No había aún nadie con mate que tararease a Zitarrosa. El calor no daba tregua y en la salida de la Terminal nos arremolinábamos unas treinta personas sudorosas. Alguien me tocó la espalda. Era Díaz. “Todos os dias, Díaz está pronto para servir a você”. Nos saludamos con alegría y preguntando si todo está bien. Le conté mi “aventura” policial.

- ¿Quién es?
- Aquel que está allá. El que va de blanco. El gordito.
- Ok, déme 500 meticais.
- Toma
- Eso son 50
- Jodé, es verdad. Aún no conozco bien lo billetes.

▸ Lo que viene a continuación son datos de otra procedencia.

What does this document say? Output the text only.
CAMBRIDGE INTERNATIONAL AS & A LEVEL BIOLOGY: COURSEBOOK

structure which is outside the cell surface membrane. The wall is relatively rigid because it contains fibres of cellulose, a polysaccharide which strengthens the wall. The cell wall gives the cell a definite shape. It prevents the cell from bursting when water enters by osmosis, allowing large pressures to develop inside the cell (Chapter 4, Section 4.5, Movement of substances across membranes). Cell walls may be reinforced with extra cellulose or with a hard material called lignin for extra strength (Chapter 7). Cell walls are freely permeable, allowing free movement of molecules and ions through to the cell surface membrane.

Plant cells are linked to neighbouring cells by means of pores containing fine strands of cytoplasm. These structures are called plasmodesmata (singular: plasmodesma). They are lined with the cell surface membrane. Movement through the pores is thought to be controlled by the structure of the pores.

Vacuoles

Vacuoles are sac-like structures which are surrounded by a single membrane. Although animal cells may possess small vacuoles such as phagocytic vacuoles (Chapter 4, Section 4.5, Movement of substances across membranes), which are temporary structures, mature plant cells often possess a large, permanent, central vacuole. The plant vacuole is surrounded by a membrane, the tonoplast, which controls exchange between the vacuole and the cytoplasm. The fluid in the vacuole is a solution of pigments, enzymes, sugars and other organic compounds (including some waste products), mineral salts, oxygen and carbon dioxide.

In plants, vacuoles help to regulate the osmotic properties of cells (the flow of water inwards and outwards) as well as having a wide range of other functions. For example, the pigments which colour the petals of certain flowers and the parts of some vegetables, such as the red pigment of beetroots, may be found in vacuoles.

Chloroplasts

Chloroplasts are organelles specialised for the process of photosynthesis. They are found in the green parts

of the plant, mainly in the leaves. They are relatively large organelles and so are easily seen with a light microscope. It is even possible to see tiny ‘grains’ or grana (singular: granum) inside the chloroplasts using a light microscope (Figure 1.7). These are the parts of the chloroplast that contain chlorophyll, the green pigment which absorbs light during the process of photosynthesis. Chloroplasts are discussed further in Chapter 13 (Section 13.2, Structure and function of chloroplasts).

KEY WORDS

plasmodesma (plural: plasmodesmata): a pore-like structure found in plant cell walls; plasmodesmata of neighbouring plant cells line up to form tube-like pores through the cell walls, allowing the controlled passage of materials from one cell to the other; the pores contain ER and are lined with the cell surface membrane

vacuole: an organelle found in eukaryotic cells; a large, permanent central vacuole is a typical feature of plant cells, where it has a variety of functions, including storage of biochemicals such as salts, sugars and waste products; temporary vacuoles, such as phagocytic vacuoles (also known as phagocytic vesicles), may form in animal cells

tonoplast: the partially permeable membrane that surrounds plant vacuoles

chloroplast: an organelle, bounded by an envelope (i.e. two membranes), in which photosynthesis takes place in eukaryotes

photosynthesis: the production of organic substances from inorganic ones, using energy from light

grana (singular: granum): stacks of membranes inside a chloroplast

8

Se rió y marchó hacia el agente. Con un ojo estaba atento a la salida de pasajeros. Y con el otro le veía a mi amigo charlando sin economía de gestos con el funcionario. Me imaginaba la conversación: “Agente, ya sabe cómo son los blancos, un poco bobos. No se dio cuenta, es un despistado, pero no es mala gente. Aunque sea blanco no tiene dinero. Mil meticais es demasiado. Seguro que en algún momento le puede hacer algún favor. Déjelo en 400 y lo zanja ahí. No es turista. Trabaja aquí.” Algo así me imaginaba cuando vi a una muchacha con cara de ser del barrio de La Teja de Montevideo.
-Hola, ¿eres Karina?
-Sí! ¿Y vos sos Carlos?

Cuando nos íbamos a dar un beso a modo de saludo, Díaz me volvió a tocar la espalda con toda la documentación recuperada.

- Ya está, tenga
- ¡Díaz! Muchas gracias. Te debo una

El policía se aproximó sin rastro de los 500 meticais pero con la mano extendida

- Anibal Gutierres, para servirle. Y ponga atención al conducir, señor
- Sí, si. Claro. Gracias señor.

Cuando íbamos para la ciudad Karina me preguntó qué había sido todo eso.

- ¡Ah!¡Mi amigo Díaz! Tuvo un abuelo que era hechicero. Y él a veces también hace magia -le respondí feliz y atento a mi izquierda.